PUBLISHED: 19:00 26 September 2001 | UPDATED: 10:34 03 March 2010

A MUM who named her daughter after pop star Shania Twain, today said: "That don't impress me much" after Ipswich Hospital failed to spot the tot's broken leg.

A MUM who named her daughter after pop star Shania Twain, today said: "That don't impress me much" after Ipswich Hospital failed to spot the tot's broken leg.

Lorraine Clarke said the pop idol's lyrics aptly summed up the situation, after her 20-month-old daughter Shania's injury went unnoticed.

An investigation was launched at the hospital, after the Evening Star brought the alleged error to bosses' attention.

Mrs Clarke took the toddler to the A&E department, after she fell over at home and couldn't bear any weight on her right foot.

They were quickly seen by a triage nurse to assess the seriousness of the injury, who gave Shania a dose of a popular children's medicine, and then three hours later a doctor arrived.

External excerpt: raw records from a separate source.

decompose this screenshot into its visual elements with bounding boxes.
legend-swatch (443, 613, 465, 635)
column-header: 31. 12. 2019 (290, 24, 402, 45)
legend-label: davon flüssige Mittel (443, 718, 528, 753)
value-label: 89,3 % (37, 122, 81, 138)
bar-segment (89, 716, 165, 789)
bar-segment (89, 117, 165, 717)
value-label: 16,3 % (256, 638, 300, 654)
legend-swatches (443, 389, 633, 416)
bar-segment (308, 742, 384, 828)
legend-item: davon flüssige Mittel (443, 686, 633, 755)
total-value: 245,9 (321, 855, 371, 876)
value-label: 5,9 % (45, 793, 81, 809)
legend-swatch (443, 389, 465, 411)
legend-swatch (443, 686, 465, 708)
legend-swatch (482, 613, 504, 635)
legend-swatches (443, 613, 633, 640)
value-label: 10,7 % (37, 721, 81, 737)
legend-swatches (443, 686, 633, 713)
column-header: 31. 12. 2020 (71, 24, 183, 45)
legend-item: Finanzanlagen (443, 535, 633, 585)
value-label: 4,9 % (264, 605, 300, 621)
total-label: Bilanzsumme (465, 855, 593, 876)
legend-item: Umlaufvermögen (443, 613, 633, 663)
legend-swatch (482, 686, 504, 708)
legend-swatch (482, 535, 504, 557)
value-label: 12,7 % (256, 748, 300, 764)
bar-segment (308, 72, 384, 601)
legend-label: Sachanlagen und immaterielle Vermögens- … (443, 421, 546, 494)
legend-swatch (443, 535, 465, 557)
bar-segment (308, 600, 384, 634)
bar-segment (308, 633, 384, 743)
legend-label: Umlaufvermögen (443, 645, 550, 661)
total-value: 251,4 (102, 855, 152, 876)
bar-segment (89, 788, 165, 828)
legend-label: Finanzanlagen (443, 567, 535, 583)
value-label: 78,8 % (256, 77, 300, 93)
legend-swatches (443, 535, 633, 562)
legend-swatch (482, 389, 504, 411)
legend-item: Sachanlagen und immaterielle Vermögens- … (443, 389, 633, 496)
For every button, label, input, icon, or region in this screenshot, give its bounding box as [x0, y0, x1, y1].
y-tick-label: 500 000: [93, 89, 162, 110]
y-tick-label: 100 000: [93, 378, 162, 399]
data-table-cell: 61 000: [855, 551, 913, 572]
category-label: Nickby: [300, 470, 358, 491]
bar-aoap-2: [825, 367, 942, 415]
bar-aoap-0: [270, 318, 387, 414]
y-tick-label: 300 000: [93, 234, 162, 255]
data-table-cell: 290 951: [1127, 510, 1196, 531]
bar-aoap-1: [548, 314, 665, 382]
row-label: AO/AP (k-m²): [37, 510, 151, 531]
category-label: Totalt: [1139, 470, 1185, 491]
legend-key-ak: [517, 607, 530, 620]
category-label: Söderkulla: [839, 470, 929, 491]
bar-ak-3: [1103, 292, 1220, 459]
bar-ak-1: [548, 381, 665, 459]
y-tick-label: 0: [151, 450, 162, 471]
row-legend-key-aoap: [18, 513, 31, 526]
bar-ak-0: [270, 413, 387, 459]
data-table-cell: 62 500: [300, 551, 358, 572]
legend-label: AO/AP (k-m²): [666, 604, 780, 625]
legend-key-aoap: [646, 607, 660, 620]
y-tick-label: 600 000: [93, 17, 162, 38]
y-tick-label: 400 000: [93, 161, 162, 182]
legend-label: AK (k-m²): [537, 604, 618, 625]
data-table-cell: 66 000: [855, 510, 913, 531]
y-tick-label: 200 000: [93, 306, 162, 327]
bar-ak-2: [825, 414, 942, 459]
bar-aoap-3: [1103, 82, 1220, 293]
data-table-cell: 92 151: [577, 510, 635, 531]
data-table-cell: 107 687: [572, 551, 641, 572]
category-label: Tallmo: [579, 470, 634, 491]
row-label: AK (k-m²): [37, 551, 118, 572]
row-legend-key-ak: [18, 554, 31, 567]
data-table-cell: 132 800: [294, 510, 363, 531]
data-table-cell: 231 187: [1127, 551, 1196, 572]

Mrs Clarke said the doctor looked at Shania's leg, declared it was bruised and said she should be able to walk on it within 24 hours.

No x-rays were taken and Mrs Clarke was advised to return if there was no improvement.

But after a weekend of tears, little Shania, who is too young to express her pain in words, was still unable to stand and her leg was swollen and hot.

A return trip to A&E –with another three-hour wait, and x-rays this time - revealed a broken bone in her lower leg.

The tot – who was the last ever baby to be born at Ipswich Hospital in the last century (two hours before midnight on New Year's Eve 1999) now has her leg in a plaster cast.

Mrs Clarke, 33, of Reynolds Road, is planning to officially complain about the mistaken diagnosis on September 7.

She is also anxious that other parents don't hesitate to ask for a second opinion.

She said: "Shania was in extreme pain over a weekend, unable to tell me how much pain because of her young age, but I had no reason to question the doctor's diagnosis.

"I was extremely upset to see my little girl in such pain and in hindsight, I wish I had insisted on an x-ray being done in the first instance, but I trusted the doctor concerned.

"I feel guilty too, because Shania's the youngest of my seven children, and they were all running around her and her leg got bumped, but I only thought it was bruised."

"If parents of young children are in any doubt about the diagnosis they are given, I would urge them to get a second opinion so their child doesn't have to go through the agony that Shania did."

A spokesman for Ipswich Hospital said: "We are very concerned to learn of this serious incident and would urge Mrs Clarke to get in touch with us straight away.

"Meanwhile, we are investigating the incident in full, as a matter of urgency, and any lessons we can learn from this will be put in hand immediately."